Bereuter: In Vorarlberg im Industriebereich und im Baubereich, vor allem im Hoch- und Wohnbau. Im Baunebengewerbe lief es noch recht gut. Eng verknüpft damit waren Personalvermittlung und -überlassung, wo es auch zu mehr Arbeitslosen kam.
Waren das Vorarlberg-Spezifika oder Teil eines Bundestrends?
Bereuter: Wir haben von der Branchenstruktur her relativ viele Beschäftigte im Industriebereich. Knapp über ein Viertel aller Vorarlberger Beschäftigten ist dort tätig. Darum trifft uns diese Schwäche in der Industrie auch tendenziell stärker als andere Bundesländer. Noch stärker trifft es allerdings jene Bundesländer, die nahe an der Automobilproduktion bzw. -zulieferung sind.

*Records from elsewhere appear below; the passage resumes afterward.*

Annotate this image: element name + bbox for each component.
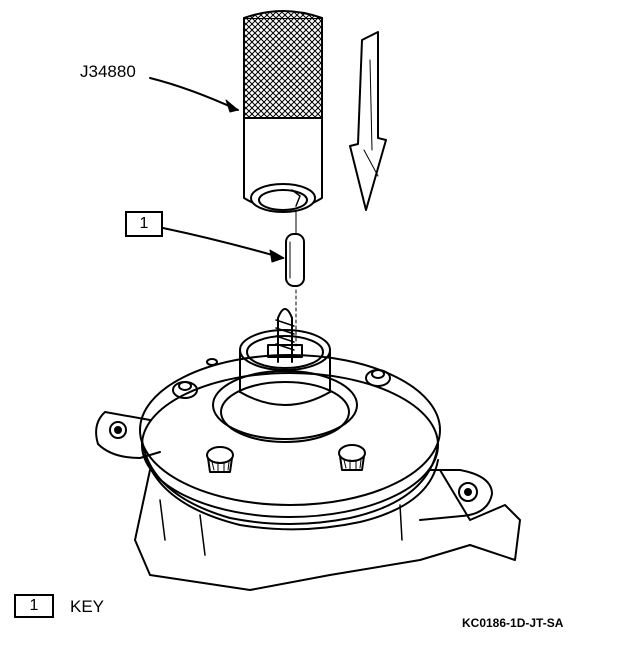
figure-code: KC0186-1D-JT-SA <box>462 616 564 630</box>
bolt <box>206 446 234 473</box>
mounting-bolts <box>172 358 391 473</box>
legend-text: KEY <box>70 597 105 616</box>
bolt <box>206 358 218 366</box>
down-arrow-icon <box>349 31 387 211</box>
bolt <box>172 381 198 399</box>
tool-part-number: J34880 <box>80 62 136 81</box>
key-leader-line <box>162 227 284 259</box>
bolt <box>365 369 391 387</box>
bolt <box>338 444 366 471</box>
legend-number-box: 1 <box>14 594 54 618</box>
tool-leader-line <box>149 77 239 111</box>
left-mounting-ear <box>95 411 161 459</box>
callout-number-box: 1 <box>125 211 163 237</box>
right-mounting-ear <box>419 469 493 521</box>
tool-j34880 <box>243 10 323 213</box>
compressor-body <box>95 289 521 591</box>
key-part <box>285 199 305 287</box>
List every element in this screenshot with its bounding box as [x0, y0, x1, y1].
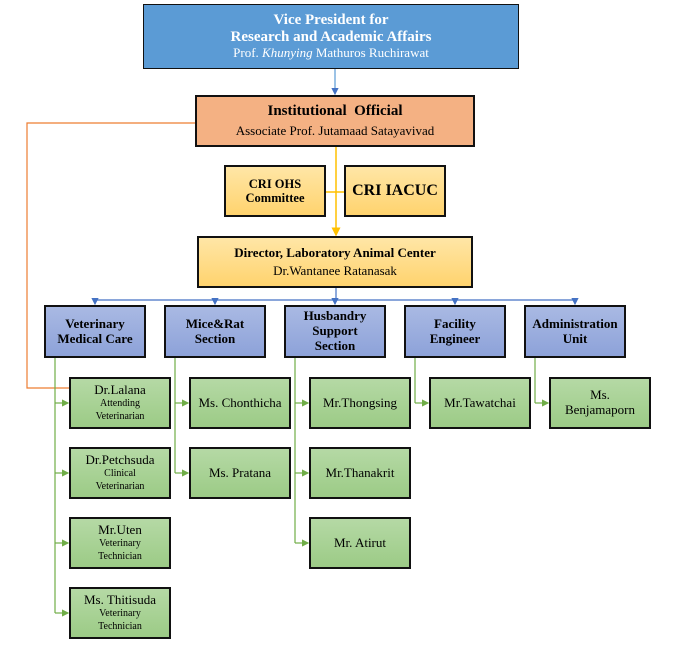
staff-role: Veterinary	[99, 538, 141, 550]
staff-name: Mr.Thanakrit	[325, 464, 395, 480]
cri-iacuc-box: CRI IACUC	[344, 165, 446, 217]
section-label: Facility	[434, 315, 476, 331]
ohs-line1: CRI OHS	[248, 176, 302, 191]
section-label: Unit	[562, 330, 588, 346]
io-title: Institutional Official	[267, 102, 403, 119]
staff-name: Mr.Tawatchai	[444, 394, 516, 410]
vp-name-prefix: Prof.	[233, 45, 259, 61]
cri-ohs-committee-box: CRI OHS Committee	[224, 165, 326, 217]
vp-name: Prof. Khunying Mathuros Ruchirawat	[233, 45, 429, 61]
section-label: Veterinary	[65, 315, 125, 331]
section-label: Administration	[532, 315, 618, 331]
io-name: Associate Prof. Jutamaad Satayavivad	[235, 123, 435, 139]
vp-name-rest: Mathuros Ruchirawat	[315, 45, 429, 61]
section-label: Mice&Rat	[185, 315, 245, 331]
staff-role: Attending	[100, 398, 140, 410]
staff-name: Ms. Thitisuda	[84, 591, 156, 607]
staff-role: Veterinarian	[95, 411, 145, 423]
staff-name: Ms.	[590, 387, 610, 403]
vice-president-box: Vice President for Research and Academic…	[143, 4, 519, 69]
staff-name: Dr.Lalana	[94, 381, 146, 397]
staff-name: Ms. Pratana	[208, 464, 272, 480]
section-label: Engineer	[429, 330, 481, 346]
section-label: Husbandry	[303, 308, 367, 324]
director-title: Director, Laboratory Animal Center	[234, 244, 436, 260]
vp-name-honorific: Khunying	[262, 45, 313, 61]
director-name: Dr.Wantanee Ratanasak	[273, 262, 397, 278]
section-label: Medical Care	[57, 330, 133, 346]
staff-box: Mr. Atirut	[309, 517, 411, 569]
staff-role: Veterinary	[99, 608, 141, 620]
staff-name: Mr. Atirut	[333, 534, 386, 550]
vp-title-line2: Research and Academic Affairs	[230, 29, 432, 46]
institutional-official-box: Institutional Official Associate Prof. J…	[195, 95, 475, 147]
staff-box: Mr.Thongsing	[309, 377, 411, 429]
staff-box: Mr.Thanakrit	[309, 447, 411, 499]
staff-name-line2: Benjamaporn	[564, 402, 636, 417]
section-label: Section	[194, 330, 236, 346]
staff-name: Mr.Uten	[98, 521, 142, 537]
section-label: Section	[314, 337, 356, 353]
ohs-line2: Committee	[245, 191, 305, 205]
staff-role: Technician	[98, 621, 142, 633]
section-label: Support	[312, 323, 358, 339]
staff-box: Mr.Tawatchai	[429, 377, 531, 429]
staff-box: Ms. Chonthicha	[189, 377, 291, 429]
staff-name: Ms. Chonthicha	[198, 394, 282, 410]
official-to-attending-vet-line	[26, 122, 195, 389]
staff-role: Veterinarian	[95, 481, 145, 493]
iacuc-label: CRI IACUC	[352, 181, 438, 199]
vp-title-line1: Vice President for	[273, 11, 389, 28]
staff-box: Ms.Benjamaporn	[549, 377, 651, 429]
staff-role: Technician	[98, 551, 142, 563]
staff-name: Dr.Petchsuda	[85, 451, 155, 467]
director-box: Director, Laboratory Animal Center Dr.Wa…	[197, 236, 473, 288]
staff-box: Ms. Pratana	[189, 447, 291, 499]
staff-role: Clinical	[104, 468, 136, 480]
staff-name: Mr.Thongsing	[322, 394, 398, 410]
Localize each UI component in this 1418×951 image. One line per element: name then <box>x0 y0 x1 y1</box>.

Zuletzt haben bundesweit große Industriebetriebe Konkurs angemeldet. Wie schaut die diesbezügliche Situation in Vorarlberg aus?
Bereuter: Verhalten, aber im Moment noch eher ruhig. Entscheidend wird aber sicher das nächste erste Halbjahr.
Gab es 2024 auch positive Aspekte?
Bereuter: Insgesamt ist die Beschäftigung ja nicht gesunken, sondern sogar leicht angestiegen. Es gab aber große Verschiebungen zwischen den Branchen. Wir haben im Baugewerbe und im Industriebereich einen Rückgang an Beschäftigten, im Gesundheits- und Sozialwesen sowie der öffentlichen Verwaltung aber einen Anstieg. Unterm Strich blieb die Zahl also fast gleich, aber ich kann die Beschäftigten, die in einer Branche freigesetzt werden, nicht direkt in eine andere vermitteln. Das ist die Herausforderung auch für uns.
zur Person
Bernhard Bereuter
Geboren am 17. Mai 1973 in Innsbruck, aufgewachsen in Alberschwende.
Matura am Borg Egg. Ab 1995 Berater beim AMS Dornbirn, ab 2001 in der AMS-Landesstelle in Bregenz, ab 2009 stellvertretender Geschäftsführer, seit 2016 Landesgeschäftsführer. Seit 1993 zahlreiche Weiterbildungen.
Lebt in Egg, verheiratet, drei Kinder.
2025 könnte das dritte Rezessionsjahr in Folge in Österreich sein. Was bedeutet das für den Vorarlberger Arbeitsmarkt?
Bereuter: 2024 sind die Arbeitslosenzahlen bisher im Vergleich zum Vorjahr um 9,5 Prozent oder 890 Personen auf 10.214 gestiegen. Für 2025 rechnen wir mit einer weiteren Steigerung. Momentan gehen die Prognosen davon aus, dass sich im zweiten Halbjahr 2025 die Wirtschaft leicht erholt. Der Arbeitsmarkt reagiert darauf aber immer zeitverzögert, sodass im Jahresschnitt die Arbeitslosenzahlen steigen werden.
Im europäischen Umfeld, besonders in Deutschland, ist die Wirtschaft ebenso in der Krise. Was bedeutet das für Vorarlberg?
Bereuter: Vorarlberg ist exportorientiert und wenn sich die deutsche Krise bei uns auswirkt, dann kann es durchaus sein, dass die bestehende Prognose wieder nach unten revidiert wird. Dann müssen wir mit einem noch höheren Anstieg der Arbeitslosigkeit rechnen und hier beim AMS unsere Schwerpunkte danach ausrichten.
Was heißt das konkret?
Bereuter: Wir haben mehrere Schwerpunkte gesetzt, darunter etwa mehr Vermittlungsunterstützung anzubieten. Weiters werden wir die Fachkräfteausbildung noch stärker fördern, vor allem bei Personen mit maximal Pflichtschulabschluss. Da hatten wir Ende Oktober eine Arbeitslosenquote von 17 Prozent. Der dritte Schwerpunkt liegt auf Personen, die sich am Arbeitsmarkt schwer tun. Bei den Langzeitbeschäftigungslosen hatten wir 2024 einen Anstieg gegenüber dem Jahr davor.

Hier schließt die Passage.